Para Incao, eso significó tomar decisiones que parecerían extremas para muchos, incluso para algunos miembros de su familia. Se opuso firmemente a la vacunación, publicó artículos y ofreció testimonios en contra de las vacunas infantiles y, finalmente, se opuso a las inyecciones de la COVID-19. Cuando se enfermó, rechazó los tratamientos tradicionales para su cáncer, incluida la quimioterapia. Se sentía en casa en Crestone, donde muchos residentes se muestran escépticos ante la medicina tradicional.

Incao creía que el momento de la muerte era solo el comienzo del “proceso de separación de la identidad humana”, el cual indicó que tardaba alrededor de tres días.
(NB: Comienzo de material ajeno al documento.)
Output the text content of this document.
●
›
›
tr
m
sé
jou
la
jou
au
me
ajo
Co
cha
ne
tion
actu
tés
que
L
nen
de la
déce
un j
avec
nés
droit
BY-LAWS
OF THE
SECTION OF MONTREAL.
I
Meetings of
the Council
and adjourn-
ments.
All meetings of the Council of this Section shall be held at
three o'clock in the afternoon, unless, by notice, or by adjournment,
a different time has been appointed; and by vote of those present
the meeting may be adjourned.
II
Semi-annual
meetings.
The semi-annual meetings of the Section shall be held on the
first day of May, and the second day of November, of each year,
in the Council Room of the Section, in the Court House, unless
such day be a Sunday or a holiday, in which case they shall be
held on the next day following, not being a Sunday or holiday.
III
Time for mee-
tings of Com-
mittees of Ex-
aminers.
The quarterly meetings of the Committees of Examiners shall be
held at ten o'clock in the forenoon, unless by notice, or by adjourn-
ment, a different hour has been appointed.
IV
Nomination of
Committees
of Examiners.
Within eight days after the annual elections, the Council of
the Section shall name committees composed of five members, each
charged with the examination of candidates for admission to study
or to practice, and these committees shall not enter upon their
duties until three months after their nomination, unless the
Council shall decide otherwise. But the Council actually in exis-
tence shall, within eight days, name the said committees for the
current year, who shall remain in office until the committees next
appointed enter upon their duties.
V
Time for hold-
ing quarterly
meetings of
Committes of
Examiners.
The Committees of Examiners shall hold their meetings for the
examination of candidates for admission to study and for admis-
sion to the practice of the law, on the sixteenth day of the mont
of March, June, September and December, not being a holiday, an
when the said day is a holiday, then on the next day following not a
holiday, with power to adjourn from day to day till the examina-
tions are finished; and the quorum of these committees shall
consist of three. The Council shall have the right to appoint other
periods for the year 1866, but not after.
¿Y por qué ser cremado en exteriores? “Lo haces porque tiene mucho más sentido que la alternativa, que es entregar el cuerpo al enterrador”, mencionó. Se decidió por la cremación tras mudarse a Crestone y se inscribió al proceso de manera oficial hace alrededor de cuatro años.

Sylvan, de 49 años, y su hermano Sebastian, de 47, apoyaron los planes de su padre, pues consideraron que concordaban con su sensibilidad espiritual y su pensamiento no ortodoxo. “Amaba la naturaleza. Parece una manera muy poderosa de liberar su espíritu”, relató Sebastian, que es un acupunturista en Nueva York.
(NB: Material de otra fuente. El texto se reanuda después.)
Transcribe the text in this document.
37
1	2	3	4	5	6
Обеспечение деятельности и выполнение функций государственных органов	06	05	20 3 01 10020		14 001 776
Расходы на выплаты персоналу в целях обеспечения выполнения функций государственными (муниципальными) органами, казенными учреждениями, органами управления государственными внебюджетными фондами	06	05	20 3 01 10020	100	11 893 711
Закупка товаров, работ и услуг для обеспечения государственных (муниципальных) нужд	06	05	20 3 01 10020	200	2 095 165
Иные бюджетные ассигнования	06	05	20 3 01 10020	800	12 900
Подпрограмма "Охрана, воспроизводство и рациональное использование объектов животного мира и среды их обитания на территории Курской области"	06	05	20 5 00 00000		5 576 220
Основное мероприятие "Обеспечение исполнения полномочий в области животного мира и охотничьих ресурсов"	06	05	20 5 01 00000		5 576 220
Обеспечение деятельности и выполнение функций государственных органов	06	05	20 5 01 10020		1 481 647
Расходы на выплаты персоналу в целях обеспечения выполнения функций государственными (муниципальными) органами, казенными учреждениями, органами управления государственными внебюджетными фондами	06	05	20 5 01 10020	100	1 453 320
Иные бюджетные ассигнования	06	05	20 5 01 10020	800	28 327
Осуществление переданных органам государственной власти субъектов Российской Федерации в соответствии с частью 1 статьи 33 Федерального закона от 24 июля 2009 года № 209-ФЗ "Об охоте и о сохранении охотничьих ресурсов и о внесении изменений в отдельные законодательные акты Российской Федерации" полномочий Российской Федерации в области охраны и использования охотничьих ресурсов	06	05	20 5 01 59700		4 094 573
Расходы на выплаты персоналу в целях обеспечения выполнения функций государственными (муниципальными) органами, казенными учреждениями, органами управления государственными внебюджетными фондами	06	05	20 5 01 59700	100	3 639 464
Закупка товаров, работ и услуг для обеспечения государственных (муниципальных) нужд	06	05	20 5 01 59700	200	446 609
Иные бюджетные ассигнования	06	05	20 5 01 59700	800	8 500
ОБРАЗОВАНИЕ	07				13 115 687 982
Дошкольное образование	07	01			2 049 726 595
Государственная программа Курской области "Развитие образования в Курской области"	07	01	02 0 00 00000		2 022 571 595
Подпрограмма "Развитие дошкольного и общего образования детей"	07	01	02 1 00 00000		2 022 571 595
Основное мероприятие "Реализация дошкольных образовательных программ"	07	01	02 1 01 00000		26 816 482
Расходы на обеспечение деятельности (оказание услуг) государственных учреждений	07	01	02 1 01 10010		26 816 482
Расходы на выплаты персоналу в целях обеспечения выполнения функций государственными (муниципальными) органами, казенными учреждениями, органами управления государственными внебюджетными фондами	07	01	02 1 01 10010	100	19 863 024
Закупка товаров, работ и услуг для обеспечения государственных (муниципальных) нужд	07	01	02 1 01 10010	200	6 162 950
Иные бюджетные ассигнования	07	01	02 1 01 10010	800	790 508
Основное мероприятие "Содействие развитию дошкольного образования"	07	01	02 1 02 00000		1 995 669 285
Su hermano mayor, Quentin, de 51 años, no estaba tan seguro. Sabía que su padre era poco ortodoxo, pero aun así se conmocionó cuando Incao le informó sobre sus intenciones en una de las visitas de Quentin, quien vive en Montana. “Solo no me hizo sentido, no podía entenderlo”, recordó. Aceptó ser uno de los portadores del cuerpo, pero le molestaba el gesto de colocar de manera física el cuerpo de su padre en la pira.
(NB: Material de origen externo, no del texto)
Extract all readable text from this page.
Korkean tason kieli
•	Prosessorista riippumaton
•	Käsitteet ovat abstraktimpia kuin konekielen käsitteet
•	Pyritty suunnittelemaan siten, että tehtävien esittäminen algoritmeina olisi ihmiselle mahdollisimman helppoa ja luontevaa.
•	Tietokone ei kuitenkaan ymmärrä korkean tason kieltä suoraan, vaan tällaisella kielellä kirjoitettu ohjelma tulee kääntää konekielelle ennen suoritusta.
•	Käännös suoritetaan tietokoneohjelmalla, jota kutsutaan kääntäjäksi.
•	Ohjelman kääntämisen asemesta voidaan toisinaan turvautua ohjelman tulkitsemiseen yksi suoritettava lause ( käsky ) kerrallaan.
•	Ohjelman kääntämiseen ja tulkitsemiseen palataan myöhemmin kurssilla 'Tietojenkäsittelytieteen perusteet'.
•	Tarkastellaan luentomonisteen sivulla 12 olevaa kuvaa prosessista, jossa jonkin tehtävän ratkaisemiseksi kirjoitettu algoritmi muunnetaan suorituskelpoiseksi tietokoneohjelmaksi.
En un acto fúnebre celebrado algunos días antes de la cremación, los tres hermanos, sus familiares y otras personas se reunieron en el estudio de arte del patio trasero de Jennifer para asistir a una ceremonia. Las exequias fueron pronunciadas por un sacerdote de la Comunidad Cristiana, un movimiento religioso pequeño inspirado en Steiner.

El cuerpo de Incao permaneció en reposo en la parte frontal de la habitación, con coronas de claveles frescos y otras flores en su cuerpo. “En la calma de ser alma camina el alma de nuestro querido Philip”, leyó el sacerdote de un libro transcrito a mano de los textos sagrados. “Ahora está del otro lado del umbral, pero su amor no ha cesado”. Durante una ceremonia pequeña al aire libre que se realizó después, un venado pastaba en el patio.

“Es una de las actividades voluntarias más hermosas”, dijo Fane Burman, quien ha asistido a una docena de cremaciones, ayudando a apilar la leña y cuidando mientras se quema. La organización sin fines de lucro que opera la pira, Crestone End of Life Project, convoca a una docena de voluntarios locales para cada cremación. Aunque Burman no siempre conoce a la persona que ha muerto, “cuando el fuego comienza a arder, se me llenan los ojos de lágrimas”.

Era un sábado fresco cuando la familia se reunió a las siete de la mañana para acompañar el cuerpo de Incao desde su casa hasta la pira, ubicada a un poco más de 6 kilómetros al oeste. Un voluntario envolvió el cuerpo en un sudario de sábanas la noche previa y lo cubrió de rosas. La camilla se subió de forma cuidadosa en la parte trasera de la camioneta negra de Sylvan; Quentin y Sebastian viajaron ahí mismo con su padre (“Nuestros últimos momentos con él”, narró Quentin). La camioneta giró con lentitud a la derecha frente a un pequeño letrero pintado a mano en el que se leía: “Pira”.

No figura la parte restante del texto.